You haven't explained why you need to disconnect existing connections.  In 
a well designed application/database configuration, you should not need to 
do so.
 

> What I exactly want to do (may not be a good method to do)
> I want to perform 2-3 basic db operation:
>
> So created a class dbConnect as I specified earlier:
> class dbConnect
>   def initialize(table_name)
>     @DB = Sequel.connect("myswl:...", :max_connection=>3, 
> :pool_sleep_time=>0.01, :pool_timeout=>30)
>     @dataset = @DB[table_name]
>   end
>   def add(parameters)
>     #perform insert query here @dataset.insert(parametrs)
>   end
> #similarly update and fetch
> end
>
> I have other program which is multi-threaded and each thread (not a db 
> thread) calls this class and perform certain query at the same time as 
> follows:
>
> #for each thread in the code
> db = dbConnect.new(:test_table)
> db.add(list_of_param)
> db.update(list_of_param)
> ####
>
> Thats it.
>

This is a bad idea.  For one, it probably leaks memory (since the database 
object is cached in Sequel::DATABASES).  Why can't you assign the 
database/dataset object to a constant and just work with that?  Why do you 
want to create a new database/dataset for each thread?
 

> What action I can take now with what I understood is:
> Making the connection as SingleThreaded (or max_connection=>1) and 
> disconnecting the database.
>
> class dbConnect
>   def initialize(table_name)
>  @DB = Sequel.connect("myswl:...")
>    Sequel.single_threaded = true   
>     @dataset = @DB[table_name]
>   end
>   
>   def disconnect
>     @DB.disconnect   #here I dont need synchronize if the connection is 
> Single threaded..  
> end
> end
>
> db = dbConnect.new(:test_table)
> db.add(list_of_param)
> db.update(list_of_param)
> db.disconnect
>
> I know it is not optimal (it is just a working code!).
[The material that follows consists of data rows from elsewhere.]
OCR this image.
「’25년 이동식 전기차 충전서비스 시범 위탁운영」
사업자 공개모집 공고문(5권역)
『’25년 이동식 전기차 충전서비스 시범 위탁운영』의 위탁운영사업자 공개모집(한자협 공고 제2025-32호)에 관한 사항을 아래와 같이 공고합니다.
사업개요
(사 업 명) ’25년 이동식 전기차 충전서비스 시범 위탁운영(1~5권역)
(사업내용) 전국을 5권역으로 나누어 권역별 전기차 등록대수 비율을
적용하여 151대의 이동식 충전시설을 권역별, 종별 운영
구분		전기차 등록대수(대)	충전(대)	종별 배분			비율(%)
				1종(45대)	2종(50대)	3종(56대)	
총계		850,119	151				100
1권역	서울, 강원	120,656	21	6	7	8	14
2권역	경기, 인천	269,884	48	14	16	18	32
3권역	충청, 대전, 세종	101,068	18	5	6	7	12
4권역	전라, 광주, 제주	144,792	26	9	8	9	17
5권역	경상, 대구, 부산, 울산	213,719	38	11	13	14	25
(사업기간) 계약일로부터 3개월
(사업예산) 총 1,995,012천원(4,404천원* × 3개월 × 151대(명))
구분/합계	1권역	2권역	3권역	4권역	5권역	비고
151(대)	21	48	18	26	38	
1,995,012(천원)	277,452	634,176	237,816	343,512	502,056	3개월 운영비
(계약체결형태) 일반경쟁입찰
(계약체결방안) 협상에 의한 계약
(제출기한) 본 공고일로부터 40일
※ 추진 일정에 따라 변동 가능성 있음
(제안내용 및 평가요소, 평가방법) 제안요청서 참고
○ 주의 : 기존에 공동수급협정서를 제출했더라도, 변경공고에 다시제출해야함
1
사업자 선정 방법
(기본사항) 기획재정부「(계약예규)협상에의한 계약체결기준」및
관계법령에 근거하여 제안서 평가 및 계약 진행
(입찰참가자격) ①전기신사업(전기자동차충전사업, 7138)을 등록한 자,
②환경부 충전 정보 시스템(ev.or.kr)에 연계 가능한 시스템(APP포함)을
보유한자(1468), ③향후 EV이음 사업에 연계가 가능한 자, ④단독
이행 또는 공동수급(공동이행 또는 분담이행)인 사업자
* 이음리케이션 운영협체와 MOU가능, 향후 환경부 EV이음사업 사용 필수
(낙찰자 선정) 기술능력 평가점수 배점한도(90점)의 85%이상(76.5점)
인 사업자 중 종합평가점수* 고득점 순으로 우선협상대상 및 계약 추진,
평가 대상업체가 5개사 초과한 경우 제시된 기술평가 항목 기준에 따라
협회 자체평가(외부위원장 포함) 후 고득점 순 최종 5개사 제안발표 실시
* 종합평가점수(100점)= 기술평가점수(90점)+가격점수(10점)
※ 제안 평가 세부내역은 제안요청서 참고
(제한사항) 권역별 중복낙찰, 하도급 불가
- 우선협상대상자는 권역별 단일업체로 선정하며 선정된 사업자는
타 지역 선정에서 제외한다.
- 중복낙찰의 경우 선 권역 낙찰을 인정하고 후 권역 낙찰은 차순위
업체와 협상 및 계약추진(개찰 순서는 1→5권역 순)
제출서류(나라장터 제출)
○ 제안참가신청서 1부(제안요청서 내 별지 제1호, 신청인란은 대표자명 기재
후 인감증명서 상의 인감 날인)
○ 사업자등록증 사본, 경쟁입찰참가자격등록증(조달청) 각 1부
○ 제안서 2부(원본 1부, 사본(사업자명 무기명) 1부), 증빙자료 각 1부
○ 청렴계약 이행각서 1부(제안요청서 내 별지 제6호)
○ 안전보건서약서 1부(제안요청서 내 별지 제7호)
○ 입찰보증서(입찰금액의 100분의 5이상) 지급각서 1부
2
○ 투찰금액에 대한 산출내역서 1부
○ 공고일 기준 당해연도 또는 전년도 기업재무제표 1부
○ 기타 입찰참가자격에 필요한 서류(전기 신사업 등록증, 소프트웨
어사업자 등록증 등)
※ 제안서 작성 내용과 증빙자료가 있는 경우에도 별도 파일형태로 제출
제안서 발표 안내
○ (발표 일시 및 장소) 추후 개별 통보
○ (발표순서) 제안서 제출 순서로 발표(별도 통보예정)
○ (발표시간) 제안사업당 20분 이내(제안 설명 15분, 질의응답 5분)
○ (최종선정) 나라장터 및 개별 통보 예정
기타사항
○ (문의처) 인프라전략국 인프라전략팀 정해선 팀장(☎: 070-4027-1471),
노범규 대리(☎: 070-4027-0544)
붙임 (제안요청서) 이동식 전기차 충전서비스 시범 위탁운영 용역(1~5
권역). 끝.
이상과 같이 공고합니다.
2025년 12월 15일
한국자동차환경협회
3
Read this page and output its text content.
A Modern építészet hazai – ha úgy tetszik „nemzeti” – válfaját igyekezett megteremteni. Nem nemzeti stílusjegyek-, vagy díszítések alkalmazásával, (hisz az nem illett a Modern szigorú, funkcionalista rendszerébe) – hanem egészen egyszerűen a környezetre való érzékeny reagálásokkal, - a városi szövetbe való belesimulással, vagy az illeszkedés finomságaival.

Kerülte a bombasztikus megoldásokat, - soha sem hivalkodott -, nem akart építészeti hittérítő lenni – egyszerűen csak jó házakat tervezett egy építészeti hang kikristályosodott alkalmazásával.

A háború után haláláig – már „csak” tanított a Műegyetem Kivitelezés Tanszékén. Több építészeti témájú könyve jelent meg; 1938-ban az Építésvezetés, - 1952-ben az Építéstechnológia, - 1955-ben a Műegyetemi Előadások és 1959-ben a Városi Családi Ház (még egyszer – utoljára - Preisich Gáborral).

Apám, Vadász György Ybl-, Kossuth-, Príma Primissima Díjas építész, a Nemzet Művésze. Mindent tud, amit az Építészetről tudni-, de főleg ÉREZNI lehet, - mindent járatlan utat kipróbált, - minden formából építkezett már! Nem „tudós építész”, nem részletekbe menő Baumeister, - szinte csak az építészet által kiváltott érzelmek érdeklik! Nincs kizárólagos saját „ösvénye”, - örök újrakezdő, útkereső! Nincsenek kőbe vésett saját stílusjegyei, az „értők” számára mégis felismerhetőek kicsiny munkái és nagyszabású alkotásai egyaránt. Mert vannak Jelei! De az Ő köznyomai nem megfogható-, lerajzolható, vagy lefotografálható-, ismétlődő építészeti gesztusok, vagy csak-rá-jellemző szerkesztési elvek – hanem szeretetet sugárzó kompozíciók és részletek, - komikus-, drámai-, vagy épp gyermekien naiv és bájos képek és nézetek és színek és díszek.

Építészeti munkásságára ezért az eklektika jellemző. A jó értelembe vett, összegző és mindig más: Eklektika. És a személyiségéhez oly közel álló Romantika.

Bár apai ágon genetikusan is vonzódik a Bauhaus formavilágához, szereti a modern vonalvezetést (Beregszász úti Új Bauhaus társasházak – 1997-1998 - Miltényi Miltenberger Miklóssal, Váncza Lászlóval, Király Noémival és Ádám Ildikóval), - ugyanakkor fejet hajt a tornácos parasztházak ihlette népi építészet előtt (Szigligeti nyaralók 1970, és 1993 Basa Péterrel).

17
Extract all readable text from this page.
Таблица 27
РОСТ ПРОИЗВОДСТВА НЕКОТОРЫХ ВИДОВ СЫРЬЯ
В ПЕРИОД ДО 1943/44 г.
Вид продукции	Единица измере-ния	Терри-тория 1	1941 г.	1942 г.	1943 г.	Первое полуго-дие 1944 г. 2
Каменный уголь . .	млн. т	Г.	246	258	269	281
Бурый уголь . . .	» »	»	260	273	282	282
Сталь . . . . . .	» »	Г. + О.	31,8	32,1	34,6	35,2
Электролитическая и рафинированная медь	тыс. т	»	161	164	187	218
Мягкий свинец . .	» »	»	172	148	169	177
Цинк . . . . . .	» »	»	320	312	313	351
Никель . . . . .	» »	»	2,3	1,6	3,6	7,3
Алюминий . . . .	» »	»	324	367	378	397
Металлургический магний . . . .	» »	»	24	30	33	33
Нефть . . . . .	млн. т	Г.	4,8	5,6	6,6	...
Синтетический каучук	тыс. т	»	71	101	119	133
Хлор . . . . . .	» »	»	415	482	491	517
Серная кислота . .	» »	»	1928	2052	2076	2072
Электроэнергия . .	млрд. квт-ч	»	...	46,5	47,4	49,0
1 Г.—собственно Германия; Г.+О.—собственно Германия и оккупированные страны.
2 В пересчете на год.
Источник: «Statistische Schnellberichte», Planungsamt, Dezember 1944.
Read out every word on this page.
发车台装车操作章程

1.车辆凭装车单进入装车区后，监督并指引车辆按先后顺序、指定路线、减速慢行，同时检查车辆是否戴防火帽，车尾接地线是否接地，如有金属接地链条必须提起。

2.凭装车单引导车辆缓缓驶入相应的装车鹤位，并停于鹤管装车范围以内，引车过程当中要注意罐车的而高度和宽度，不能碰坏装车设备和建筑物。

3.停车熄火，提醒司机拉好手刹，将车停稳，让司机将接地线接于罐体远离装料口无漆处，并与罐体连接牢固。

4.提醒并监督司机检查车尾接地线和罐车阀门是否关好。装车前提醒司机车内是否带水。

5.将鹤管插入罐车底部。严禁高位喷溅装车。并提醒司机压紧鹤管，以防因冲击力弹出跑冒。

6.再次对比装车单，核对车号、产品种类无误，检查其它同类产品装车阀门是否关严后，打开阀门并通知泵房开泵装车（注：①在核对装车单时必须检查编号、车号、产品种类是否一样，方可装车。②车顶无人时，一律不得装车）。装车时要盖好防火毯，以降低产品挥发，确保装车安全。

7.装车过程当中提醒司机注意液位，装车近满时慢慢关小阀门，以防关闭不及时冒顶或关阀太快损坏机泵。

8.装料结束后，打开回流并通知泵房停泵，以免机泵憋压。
I really appreciate 
> if you can correct or optimize it.
>

This has the same issues as the code above.  I can't see a reason for it.

Do this instead:

  # Do this exactly once when starting your app
  DB = Sequel.connect("mysql:...")

  # do this each time you want to add/update
  DB[:test_table].add(list_of_param)
  DB[:test_table].update(list_of_param)

If you must wrap it in a class:

  # classes in ruby must start with a capital letter
  class DbConnect
    DB = Sequel.connect("mysql:...", :max_connection=>3, 
:pool_sleep_time=>0.01, :pool_timeout=>30)

    def initialize(table_name)
      @dataset = DB[table_name]
    end

    def add(parameters)
      @dataset.insert(parameters)
    end

    # similarly for update/fetch
  end

You should not need to disconnect manually except in unusual circumstances. 
 Doing so is basically a workaround for a broken or poorly designed 
database configuration.  It's better handled by fixing the database 
configuration if you have control over that.